We raise our oars and high five them in the middle of the boat shouting words of teamencouragement to each other. The rapid swallows us up and we paddle furiously. Suddenly the left side of the raft is kicked up and the girl in front of me starts to fall into the churning water. I make a lunge for her but miss by a hair and she is plunged beneath the surface and swept away from the boat. I reach out with my oar and she grabs the end laughing, a big grin on her face.

Rapid number 9, the aptly named ‘Commercial Suicide’, is a Grade 6 rapid and thus, commercially un-run-able. We all get out onto the rocks and walk around it. The guides let our empty rafts brave this one on their own. One of the rafts flips and gets caught on a rock right in the middle of this angry rapid. Whilst we are standing on the banks wondering how we are going to free the trapped vessel, Chris puts his knife between his teeth and makes a mighty leap for the raft, luckily landing safely on his mark. We can only laugh and comment that we think Chris may be a little crazy. A short time later and minus some ropes, casualties of the situation, we all clamber back into the boat for the final rapids of our trip.

My shoulders and legs are burning but all too soon, we make it out of the last rapid. Chris suggests we take a short swim before making the steep climb out of the gorge and we happily oblige,
floating along in our lifejackets and helmets. Loading all my equipment onto my oar to make it easier to carry, I begin the walk up and out of the valley.
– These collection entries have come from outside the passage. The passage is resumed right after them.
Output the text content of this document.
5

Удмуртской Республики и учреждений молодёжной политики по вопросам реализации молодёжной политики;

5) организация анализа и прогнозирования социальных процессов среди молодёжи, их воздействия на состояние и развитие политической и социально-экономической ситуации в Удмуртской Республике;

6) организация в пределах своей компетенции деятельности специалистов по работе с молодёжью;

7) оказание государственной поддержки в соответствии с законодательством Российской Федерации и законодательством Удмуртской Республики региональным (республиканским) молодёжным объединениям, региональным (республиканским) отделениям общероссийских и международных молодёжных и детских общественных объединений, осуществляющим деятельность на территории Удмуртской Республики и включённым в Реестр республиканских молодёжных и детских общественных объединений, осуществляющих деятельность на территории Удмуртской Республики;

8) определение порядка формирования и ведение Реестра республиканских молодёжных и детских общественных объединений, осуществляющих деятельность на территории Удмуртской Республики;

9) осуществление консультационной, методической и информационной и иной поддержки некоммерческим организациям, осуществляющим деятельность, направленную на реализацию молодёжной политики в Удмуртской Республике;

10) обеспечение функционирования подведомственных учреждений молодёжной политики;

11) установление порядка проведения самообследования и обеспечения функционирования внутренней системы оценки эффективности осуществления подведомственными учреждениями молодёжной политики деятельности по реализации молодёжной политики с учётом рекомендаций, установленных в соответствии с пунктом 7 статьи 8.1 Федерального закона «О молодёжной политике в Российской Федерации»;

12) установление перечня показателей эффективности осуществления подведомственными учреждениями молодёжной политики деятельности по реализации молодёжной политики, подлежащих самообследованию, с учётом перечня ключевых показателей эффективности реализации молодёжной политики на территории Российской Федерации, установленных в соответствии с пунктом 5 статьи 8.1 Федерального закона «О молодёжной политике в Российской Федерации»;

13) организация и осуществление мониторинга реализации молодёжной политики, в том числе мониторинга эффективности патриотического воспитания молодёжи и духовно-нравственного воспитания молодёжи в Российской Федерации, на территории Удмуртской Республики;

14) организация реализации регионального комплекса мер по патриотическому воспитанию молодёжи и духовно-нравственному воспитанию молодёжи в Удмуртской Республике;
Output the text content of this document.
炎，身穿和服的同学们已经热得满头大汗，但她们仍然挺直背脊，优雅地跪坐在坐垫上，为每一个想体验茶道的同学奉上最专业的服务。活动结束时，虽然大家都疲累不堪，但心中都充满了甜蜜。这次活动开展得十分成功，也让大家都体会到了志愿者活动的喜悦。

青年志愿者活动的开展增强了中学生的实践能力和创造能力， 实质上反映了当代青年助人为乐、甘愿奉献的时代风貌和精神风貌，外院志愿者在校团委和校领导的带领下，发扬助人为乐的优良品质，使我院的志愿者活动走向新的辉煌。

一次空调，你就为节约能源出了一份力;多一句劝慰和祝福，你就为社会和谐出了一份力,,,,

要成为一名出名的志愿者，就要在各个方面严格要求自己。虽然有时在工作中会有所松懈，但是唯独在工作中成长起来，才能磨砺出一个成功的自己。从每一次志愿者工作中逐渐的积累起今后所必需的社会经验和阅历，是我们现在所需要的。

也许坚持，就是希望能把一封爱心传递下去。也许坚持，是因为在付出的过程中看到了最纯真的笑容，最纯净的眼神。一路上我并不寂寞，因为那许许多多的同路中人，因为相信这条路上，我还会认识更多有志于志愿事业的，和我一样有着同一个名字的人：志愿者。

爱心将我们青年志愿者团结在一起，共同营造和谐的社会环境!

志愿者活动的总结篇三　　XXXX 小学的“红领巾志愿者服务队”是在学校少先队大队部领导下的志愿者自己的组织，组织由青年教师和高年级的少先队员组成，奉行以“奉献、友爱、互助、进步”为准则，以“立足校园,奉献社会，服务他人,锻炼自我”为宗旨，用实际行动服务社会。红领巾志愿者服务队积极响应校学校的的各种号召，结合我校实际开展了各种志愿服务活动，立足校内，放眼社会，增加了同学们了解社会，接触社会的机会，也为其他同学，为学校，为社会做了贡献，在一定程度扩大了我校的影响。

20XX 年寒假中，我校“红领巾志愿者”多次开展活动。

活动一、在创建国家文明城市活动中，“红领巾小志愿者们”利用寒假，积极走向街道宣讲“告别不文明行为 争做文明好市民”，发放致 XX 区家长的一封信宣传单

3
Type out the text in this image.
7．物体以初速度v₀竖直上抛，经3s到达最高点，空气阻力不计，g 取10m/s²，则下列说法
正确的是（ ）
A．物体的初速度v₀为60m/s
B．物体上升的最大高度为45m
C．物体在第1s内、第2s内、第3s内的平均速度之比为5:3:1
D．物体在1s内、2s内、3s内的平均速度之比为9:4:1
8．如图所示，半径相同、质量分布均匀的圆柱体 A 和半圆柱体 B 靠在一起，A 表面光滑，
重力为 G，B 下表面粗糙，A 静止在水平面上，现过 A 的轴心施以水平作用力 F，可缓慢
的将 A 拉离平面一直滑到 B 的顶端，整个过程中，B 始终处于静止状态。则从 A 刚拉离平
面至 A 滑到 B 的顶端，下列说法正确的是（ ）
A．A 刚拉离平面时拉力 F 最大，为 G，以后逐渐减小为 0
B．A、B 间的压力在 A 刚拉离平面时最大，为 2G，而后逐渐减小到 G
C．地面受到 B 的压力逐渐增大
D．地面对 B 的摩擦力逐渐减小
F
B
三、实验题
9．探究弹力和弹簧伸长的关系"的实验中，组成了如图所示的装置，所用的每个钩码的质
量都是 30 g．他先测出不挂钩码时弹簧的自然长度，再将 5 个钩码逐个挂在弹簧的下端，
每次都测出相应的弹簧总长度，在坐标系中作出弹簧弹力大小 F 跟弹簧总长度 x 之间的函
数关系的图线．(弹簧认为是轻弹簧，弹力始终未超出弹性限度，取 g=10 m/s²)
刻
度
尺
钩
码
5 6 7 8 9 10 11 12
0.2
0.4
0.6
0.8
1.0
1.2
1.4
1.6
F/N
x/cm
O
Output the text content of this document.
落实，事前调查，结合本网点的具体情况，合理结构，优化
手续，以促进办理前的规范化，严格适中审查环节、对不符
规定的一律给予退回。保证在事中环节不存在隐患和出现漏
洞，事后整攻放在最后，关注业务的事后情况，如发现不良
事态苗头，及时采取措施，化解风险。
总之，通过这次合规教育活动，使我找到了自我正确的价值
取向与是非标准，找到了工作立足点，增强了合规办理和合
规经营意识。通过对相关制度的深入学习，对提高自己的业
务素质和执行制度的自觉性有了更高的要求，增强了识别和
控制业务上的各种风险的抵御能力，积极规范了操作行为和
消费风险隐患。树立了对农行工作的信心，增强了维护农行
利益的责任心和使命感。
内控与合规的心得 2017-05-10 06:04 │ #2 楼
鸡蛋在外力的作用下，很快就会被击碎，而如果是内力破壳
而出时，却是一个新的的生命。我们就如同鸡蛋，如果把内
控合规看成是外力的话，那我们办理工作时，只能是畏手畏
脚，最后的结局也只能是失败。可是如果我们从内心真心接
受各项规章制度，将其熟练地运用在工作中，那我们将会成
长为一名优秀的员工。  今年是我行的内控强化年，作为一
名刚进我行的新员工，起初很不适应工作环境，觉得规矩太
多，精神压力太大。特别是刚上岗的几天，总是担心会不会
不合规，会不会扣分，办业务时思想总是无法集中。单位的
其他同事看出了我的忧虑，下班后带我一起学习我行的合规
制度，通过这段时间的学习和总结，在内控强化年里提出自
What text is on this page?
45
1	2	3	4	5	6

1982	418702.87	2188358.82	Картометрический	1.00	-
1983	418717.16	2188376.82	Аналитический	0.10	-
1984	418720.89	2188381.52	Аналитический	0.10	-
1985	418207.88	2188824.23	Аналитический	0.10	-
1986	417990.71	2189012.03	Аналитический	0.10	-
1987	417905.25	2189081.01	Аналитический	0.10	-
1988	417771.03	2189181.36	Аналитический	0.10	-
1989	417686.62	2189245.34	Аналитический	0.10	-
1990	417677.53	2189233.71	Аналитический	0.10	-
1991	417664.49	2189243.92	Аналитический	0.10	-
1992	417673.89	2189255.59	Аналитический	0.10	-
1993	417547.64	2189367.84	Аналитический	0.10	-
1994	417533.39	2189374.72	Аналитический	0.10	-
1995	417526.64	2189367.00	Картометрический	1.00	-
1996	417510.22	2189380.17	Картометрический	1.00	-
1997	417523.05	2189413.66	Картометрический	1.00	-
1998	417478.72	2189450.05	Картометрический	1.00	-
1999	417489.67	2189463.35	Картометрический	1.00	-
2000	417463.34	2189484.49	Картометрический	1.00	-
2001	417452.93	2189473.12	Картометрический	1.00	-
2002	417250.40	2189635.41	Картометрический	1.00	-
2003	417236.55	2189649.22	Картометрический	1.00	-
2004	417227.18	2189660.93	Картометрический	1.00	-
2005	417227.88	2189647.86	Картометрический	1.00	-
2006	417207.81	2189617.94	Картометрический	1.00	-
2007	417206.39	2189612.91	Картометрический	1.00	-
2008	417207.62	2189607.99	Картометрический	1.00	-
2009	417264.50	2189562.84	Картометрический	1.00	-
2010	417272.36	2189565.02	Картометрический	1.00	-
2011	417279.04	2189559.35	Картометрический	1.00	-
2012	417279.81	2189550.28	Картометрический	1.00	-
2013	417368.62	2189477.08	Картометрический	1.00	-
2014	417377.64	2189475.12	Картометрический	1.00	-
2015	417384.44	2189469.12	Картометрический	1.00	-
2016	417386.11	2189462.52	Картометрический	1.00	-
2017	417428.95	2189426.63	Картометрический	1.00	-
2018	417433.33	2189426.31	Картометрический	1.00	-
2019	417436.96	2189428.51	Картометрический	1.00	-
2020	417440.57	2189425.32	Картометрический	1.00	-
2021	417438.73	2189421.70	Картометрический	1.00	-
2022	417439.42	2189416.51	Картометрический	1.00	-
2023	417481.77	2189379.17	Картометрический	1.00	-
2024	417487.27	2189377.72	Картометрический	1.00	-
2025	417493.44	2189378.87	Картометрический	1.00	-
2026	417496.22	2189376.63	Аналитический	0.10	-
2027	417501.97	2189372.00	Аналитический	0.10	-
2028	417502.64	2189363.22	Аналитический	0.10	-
Steep is an understatement for this climb. It is an almost vertical trek of approximately 750 feet to the top. I am pretty sure the most seasoned mountain goat would find this one a challenge!

The guides, being a lot fitter than us are already cooking up a feast when we arrive at the top and smiling, hand us bottles of cold water which we gulp gratefully down.
Sitting there eating lunch, looking out over the beautiful landscape before me, I grin and think, ‘I will definitely be back to do this again one day!’

Wild Horizons operate out of Victoria Falls and offer full day, half day and multi-day white water rafting experiences. Transfers, a light lunch, medical evacuation and all equipment are included in
the packages. Rafting is offered in both high and low water seasons. The best times of the year to go is during low water season which runs from the 10th August through to the 25th December.
These dates can vary slightly depending on the amount of recent rainfall so it is best to check with the company before you book.

There is a minimum age restriction of fifteen years and it is recommended that you have a moderate level of fitness to cope with this physical activity.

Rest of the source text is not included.